All of the songs Phil came up with were amazing—I still have dreams of seeing them played live someday, perhaps at a release event for the novel, should it ever come out—but "Sing, Angel. Sing." was the standout from the moment I heard it. He took words that I thought might be trite or clichéd, words that I'd written in a mad dash to meet a deadline, and put them to music that made beauty out of their simplicity. His wife Nicole sang the lead, Phil sang background vocals and played guitar, and I liked to imagine that the two of them, brand new parents at the time, put the whole thing together during one of their daughter's quick naps, just like the protagonist of the song, Veronica Silver, would have done.

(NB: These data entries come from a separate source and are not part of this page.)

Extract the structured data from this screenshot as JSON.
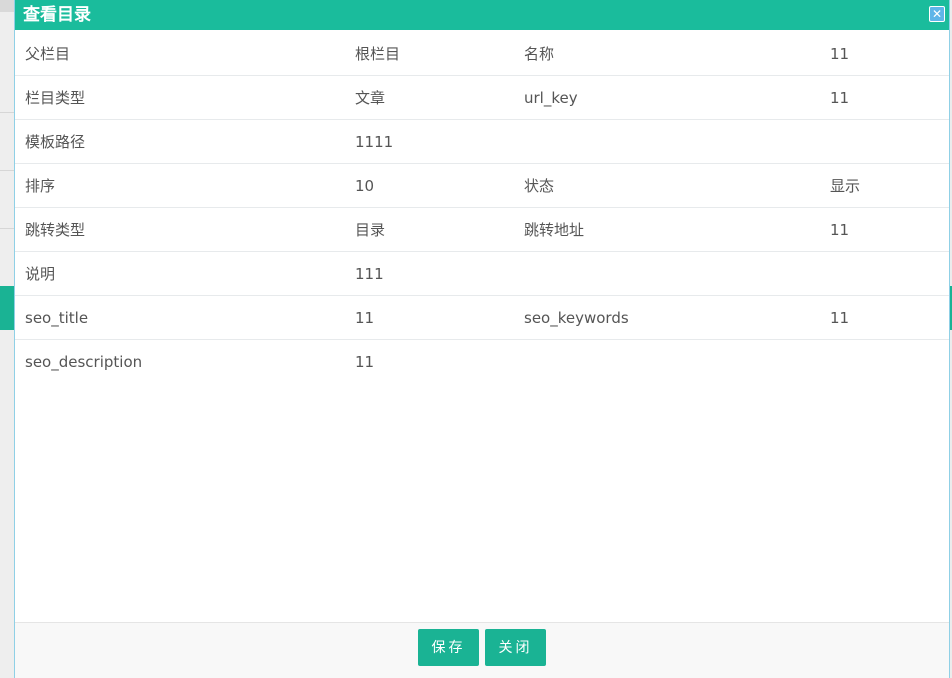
{
  "dialog": {
    "title": "查看目录",
    "close_icon": "close-icon"
  },
  "rows": [
    {
      "label1": "父栏目",
      "value1": "根栏目",
      "label2": "名称",
      "value2": "11"
    },
    {
      "label1": "栏目类型",
      "value1": "文章",
      "label2": "url_key",
      "value2": "11"
    },
    {
      "label1": "模板路径",
      "value1": "1111",
      "label2": "",
      "value2": ""
    },
    {
      "label1": "排序",
      "value1": "10",
      "label2": "状态",
      "value2": "显示"
    },
    {
      "label1": "跳转类型",
      "value1": "目录",
      "label2": "跳转地址",
      "value2": "11"
    },
    {
      "label1": "说明",
      "value1": "111",
      "label2": "",
      "value2": ""
    },
    {
      "label1": "seo_title",
      "value1": "11",
      "label2": "seo_keywords",
      "value2": "11"
    },
    {
      "label1": "seo_description",
      "value1": "11",
      "label2": "",
      "value2": ""
    }
  ],
  "footer": {
    "save_label": "保存",
    "close_label": "关闭"
  },
  "colors": {
    "accent": "#1abc9c",
    "button": "#1ab394"
  }
}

It was nearly two years later when "Sing, Angel. Sing." returned to my consciousness in a big, bad way. I was putting the finishing touches on a script that would be performed alongside Mary Casiello's music as part of a benefit for Astolat Arts, the brainchild of our mutual friend Crystal Lisbon. The script was about the aforementioned Veronica Silver, a favorite character of mine, and we were looking for a way to bring a third song into the mix. Mary had already written songs to open and close the benefit performance, but we wanted to marry the music and the play even more closely together. I don't remember when the idea to use "Sing, Angel. Sing." came, or where it came from, but once it was there it wasn't going away.

I remember feeling hesitant sending the mp3 of the song off to Mary. It wasn't that I was ashamed of what Phil and I had done—quite the opposite!—but I've always been uncertain of my own taste. At any rate, she had a piano arrangement back to Crystal and me in what seemed like no time, and I was haunted by what she'd come up with.

The first time I heard it, due to a trick of my phone's music player and the way the demo was mixed, I heard only the music, but that was already good enough for me. I figured she was planning on adding the vocals later, or something. But then, after discovering the glitch, I heard the whole thing, with vocals, and I was swept away. Maybe it was because I didn't know Mary as well at that point, but the first thought that crossed my mind was, "I actually had something to do with this?"

It's a thought I've had many times since.

Though I majored in writing and theater in college, I moved definitively in the direction of fiction writing in the years that followed, as the support network necessary for putting on shows dissipated and the hermit side of me took over. Though I'd loved the idea of collaboration, I didn't feel like I had many people to collaborate with: my college friends had all moved home, my best friend was off to study abroad, and I was too busy climbing the corporate ladder to collaborate or play with anyone but myself.

That's changed in the last few years, as I've discovered groups like New Hampshire Media Makers and communities like the one at The Players' Ring in Portsmouth. In fact, it might be because I've spent so much time collaborating over the past few years that I haven't finished the solitary work of that aforementioned novel. But, I digress.

Here's the point I want to make: Every time I hear Mary begin the second verse of "Sing, Angel. Sing.," every time she sings, "You can't hit that ball. / You can't make that toss," I steel myself for what's about to happen, for the chill that's about to run down my spine and the tear that's about to roll down my cheek.

"You can bear a child," she sings. "But you can't bear the cross."

I wrote the words, Phil wrote the music, Mary hits the note, and magic happens. Every time.

You don't have to do everything yourself. Sometimes -- often, in fact -- it's better that you, as Ringo sings (or Joe Cocker, if he's more your speed), "get by with a little help from [your] friends."

Collaboration. As my grandfather would have said, "That's the ticket."

N.B. I'd be remiss if I didn't mention that part of what makes the moment a magical one is the work done by the fantastic cast of the play to build up to the moment. I wouldn't shiver as hard if not for the superlative work of Elizabeth Locke, Cassandra Heinrich, Paul Strand, Teddi Kenick-Bailey, and Elise Williams.